The “Anderson Switch” Appears To Be On Target

imageThings that are paid will become free and vice versa.” What Chris Anderson, author of The Long Tail, says here appears to be exquisitely true. I now pay to listen to satellite radio; my cable TV service is a long way from the days of free broadcast television. Would I go back to free. Never.

Music and video, at least in digital form, appear to be heading the other way, perhaps helped along recently by the grand salesman of digital: Steve Jobs. After all, it is called free enterprise, and while it is important to note there are many things you can get these days for “free,” they are usually part of a larger marketing schema to get you into the paying zone.

Companies like MarketingProfs, 37signals and scores of other examples abound. There is the free Google Earth and then there is the $400 Google Earth Pro.

The economics of content are changing, but if we as consumers still want great music, great movies and other well-developed entertainment, some of the providers of that content will still need to get paid for it. The new digital landscape will lower prices just like mass production did in the last century for a whole range of goods, but there will still be abundant profit models. Back then, horse carriage makers went broke; Ford got rich. New business empires were built on the crumpled foundations of previous eras.

Enabled by the new tools of technology and Web 2.0, others will continue to produce free content (some of it good) for the sheer joy of it.
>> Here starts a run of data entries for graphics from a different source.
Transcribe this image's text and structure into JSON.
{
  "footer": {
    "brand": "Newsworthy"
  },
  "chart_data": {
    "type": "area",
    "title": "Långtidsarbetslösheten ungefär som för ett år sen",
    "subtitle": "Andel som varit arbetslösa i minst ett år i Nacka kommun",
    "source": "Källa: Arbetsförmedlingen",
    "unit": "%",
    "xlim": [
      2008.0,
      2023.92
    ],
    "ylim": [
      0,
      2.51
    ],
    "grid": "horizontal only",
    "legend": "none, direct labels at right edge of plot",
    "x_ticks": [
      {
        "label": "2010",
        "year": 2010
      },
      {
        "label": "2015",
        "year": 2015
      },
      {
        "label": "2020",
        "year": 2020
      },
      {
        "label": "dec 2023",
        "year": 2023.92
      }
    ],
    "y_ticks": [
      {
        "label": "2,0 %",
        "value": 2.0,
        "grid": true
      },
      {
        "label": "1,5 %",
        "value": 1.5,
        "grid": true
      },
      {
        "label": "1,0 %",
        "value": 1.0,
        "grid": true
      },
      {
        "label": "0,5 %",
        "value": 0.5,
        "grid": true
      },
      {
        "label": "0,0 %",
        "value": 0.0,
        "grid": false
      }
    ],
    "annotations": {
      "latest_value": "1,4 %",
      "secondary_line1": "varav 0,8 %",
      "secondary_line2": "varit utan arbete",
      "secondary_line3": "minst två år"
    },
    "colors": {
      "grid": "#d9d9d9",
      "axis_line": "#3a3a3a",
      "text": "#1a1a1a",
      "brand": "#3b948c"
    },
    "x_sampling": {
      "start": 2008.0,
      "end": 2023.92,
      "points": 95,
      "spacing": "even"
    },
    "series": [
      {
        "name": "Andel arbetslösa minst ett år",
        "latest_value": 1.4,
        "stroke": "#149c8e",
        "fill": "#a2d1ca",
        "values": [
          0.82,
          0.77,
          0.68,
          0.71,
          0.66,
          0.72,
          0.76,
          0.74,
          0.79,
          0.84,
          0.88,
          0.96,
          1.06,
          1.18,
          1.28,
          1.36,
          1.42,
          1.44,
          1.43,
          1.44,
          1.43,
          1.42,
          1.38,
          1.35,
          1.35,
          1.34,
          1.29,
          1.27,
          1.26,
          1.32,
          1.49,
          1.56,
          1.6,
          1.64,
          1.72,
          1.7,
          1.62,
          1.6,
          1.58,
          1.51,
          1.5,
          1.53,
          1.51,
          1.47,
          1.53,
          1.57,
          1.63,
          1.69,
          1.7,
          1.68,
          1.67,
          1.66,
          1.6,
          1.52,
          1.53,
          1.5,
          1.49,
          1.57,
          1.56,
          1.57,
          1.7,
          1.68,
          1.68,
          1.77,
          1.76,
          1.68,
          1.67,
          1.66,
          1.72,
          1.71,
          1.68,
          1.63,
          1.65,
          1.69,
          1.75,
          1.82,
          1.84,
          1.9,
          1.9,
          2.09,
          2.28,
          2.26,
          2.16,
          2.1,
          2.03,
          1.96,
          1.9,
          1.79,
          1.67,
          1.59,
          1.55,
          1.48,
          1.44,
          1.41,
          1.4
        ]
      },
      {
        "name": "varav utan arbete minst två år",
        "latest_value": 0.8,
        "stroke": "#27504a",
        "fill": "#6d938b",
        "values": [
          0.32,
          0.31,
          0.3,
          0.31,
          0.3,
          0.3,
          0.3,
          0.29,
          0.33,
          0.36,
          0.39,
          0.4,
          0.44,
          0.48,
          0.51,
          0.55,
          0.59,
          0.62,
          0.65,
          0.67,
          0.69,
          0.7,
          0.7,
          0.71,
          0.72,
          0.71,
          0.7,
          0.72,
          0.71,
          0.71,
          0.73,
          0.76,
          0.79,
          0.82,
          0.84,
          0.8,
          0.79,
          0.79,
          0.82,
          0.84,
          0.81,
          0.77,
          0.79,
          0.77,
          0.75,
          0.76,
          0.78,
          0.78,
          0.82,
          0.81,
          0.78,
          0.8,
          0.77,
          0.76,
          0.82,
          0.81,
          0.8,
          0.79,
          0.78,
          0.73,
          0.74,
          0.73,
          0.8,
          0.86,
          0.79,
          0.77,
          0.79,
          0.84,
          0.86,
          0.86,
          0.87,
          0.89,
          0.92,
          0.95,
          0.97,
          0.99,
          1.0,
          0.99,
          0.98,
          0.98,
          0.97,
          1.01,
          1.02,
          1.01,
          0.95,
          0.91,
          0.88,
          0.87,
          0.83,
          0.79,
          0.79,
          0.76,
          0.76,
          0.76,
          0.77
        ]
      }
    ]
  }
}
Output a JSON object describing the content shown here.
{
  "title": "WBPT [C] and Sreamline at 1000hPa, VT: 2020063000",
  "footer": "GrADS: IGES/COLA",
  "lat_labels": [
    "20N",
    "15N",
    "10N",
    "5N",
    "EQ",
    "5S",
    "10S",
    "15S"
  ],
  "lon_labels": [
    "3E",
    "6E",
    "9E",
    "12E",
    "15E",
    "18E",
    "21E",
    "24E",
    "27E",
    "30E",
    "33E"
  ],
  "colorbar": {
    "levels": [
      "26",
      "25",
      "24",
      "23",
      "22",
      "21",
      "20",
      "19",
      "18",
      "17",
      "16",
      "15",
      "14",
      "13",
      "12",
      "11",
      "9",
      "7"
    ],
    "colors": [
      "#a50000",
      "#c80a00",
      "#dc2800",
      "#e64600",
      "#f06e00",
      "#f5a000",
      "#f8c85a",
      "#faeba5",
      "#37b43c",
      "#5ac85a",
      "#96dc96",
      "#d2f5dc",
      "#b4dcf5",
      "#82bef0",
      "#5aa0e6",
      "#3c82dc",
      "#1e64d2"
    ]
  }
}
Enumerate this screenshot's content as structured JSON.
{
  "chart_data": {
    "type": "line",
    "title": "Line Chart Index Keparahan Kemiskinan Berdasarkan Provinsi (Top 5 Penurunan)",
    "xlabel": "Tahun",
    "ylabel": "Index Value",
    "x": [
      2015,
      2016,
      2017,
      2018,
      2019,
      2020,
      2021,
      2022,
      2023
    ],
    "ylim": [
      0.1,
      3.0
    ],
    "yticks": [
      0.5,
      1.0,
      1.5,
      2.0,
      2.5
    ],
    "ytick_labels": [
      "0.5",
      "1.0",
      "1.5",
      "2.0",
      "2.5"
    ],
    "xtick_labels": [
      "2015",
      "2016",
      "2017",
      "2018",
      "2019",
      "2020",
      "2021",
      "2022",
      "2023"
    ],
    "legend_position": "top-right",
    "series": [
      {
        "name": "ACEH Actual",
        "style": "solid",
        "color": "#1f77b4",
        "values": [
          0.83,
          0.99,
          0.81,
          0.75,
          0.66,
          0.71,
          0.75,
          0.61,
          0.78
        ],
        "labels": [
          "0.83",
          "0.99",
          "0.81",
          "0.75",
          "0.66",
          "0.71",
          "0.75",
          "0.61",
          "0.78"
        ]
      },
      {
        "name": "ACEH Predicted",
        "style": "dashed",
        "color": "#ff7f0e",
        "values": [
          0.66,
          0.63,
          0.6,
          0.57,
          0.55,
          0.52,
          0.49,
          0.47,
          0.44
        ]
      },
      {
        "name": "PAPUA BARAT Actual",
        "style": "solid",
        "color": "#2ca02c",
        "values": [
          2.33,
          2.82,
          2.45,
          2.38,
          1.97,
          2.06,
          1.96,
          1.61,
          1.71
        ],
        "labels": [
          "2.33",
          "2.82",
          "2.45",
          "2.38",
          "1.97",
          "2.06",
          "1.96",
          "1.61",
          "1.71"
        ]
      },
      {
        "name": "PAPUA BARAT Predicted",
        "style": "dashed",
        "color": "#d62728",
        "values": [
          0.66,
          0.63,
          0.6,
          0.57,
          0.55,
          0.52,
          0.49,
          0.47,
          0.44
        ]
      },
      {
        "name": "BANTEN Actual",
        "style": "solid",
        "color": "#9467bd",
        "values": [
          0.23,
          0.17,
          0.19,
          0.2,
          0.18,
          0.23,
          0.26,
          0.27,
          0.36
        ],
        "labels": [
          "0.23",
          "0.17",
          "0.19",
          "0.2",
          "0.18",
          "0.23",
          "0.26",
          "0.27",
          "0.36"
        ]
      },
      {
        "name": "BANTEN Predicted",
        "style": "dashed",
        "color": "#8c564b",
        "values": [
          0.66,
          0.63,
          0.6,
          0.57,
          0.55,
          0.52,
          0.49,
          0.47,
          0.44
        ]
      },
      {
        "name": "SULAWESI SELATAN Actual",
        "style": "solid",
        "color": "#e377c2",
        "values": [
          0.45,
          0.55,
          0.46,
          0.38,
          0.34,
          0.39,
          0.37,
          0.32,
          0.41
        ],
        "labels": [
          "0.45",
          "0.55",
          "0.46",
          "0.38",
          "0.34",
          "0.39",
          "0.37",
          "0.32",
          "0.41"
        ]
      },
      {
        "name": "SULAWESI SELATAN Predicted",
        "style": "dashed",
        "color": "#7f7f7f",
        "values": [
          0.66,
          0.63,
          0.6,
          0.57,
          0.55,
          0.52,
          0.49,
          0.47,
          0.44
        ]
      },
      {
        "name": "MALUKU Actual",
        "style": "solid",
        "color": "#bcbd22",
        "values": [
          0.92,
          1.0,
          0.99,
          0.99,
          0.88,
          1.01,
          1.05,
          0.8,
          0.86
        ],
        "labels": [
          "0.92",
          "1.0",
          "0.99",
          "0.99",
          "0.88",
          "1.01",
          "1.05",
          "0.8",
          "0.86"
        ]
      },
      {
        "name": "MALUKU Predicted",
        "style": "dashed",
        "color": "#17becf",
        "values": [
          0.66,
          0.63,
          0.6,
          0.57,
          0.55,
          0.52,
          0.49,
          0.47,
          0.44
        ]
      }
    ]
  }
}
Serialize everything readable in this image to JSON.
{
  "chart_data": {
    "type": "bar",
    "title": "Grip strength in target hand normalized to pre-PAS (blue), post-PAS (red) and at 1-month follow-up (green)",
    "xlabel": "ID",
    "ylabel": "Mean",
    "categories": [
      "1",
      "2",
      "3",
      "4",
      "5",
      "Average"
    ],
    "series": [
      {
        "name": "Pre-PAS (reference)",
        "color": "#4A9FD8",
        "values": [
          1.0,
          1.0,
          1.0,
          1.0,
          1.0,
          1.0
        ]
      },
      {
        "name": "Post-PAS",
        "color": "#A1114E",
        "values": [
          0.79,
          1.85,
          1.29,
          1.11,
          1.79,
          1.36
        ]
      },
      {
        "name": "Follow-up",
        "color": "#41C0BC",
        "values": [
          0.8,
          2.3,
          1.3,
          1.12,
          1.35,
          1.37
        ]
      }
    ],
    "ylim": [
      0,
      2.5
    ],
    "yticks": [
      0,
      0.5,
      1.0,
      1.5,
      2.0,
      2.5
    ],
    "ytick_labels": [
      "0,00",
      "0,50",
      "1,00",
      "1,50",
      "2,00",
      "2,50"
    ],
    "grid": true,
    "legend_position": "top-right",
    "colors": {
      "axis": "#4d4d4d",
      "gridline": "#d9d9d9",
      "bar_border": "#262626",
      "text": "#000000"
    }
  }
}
And yes, piracy will continue to be a threat, but somehow it will be factored into the overall economic environment. Anderson quotes Tim O’Reilly in another of his blog posts: “Obscurity is a far greater threat to authors and creative artists than piracy.” If nothing else, Web 2.0 at least presents a low-barrier, self-created path to potentially remove oneself from that obscurity.

The economics will work out somehow. YouTube is free, but Chad Hurley and Steve Chen understood the Anderson Switch and flipped it into mega millions. That’s not a bad start.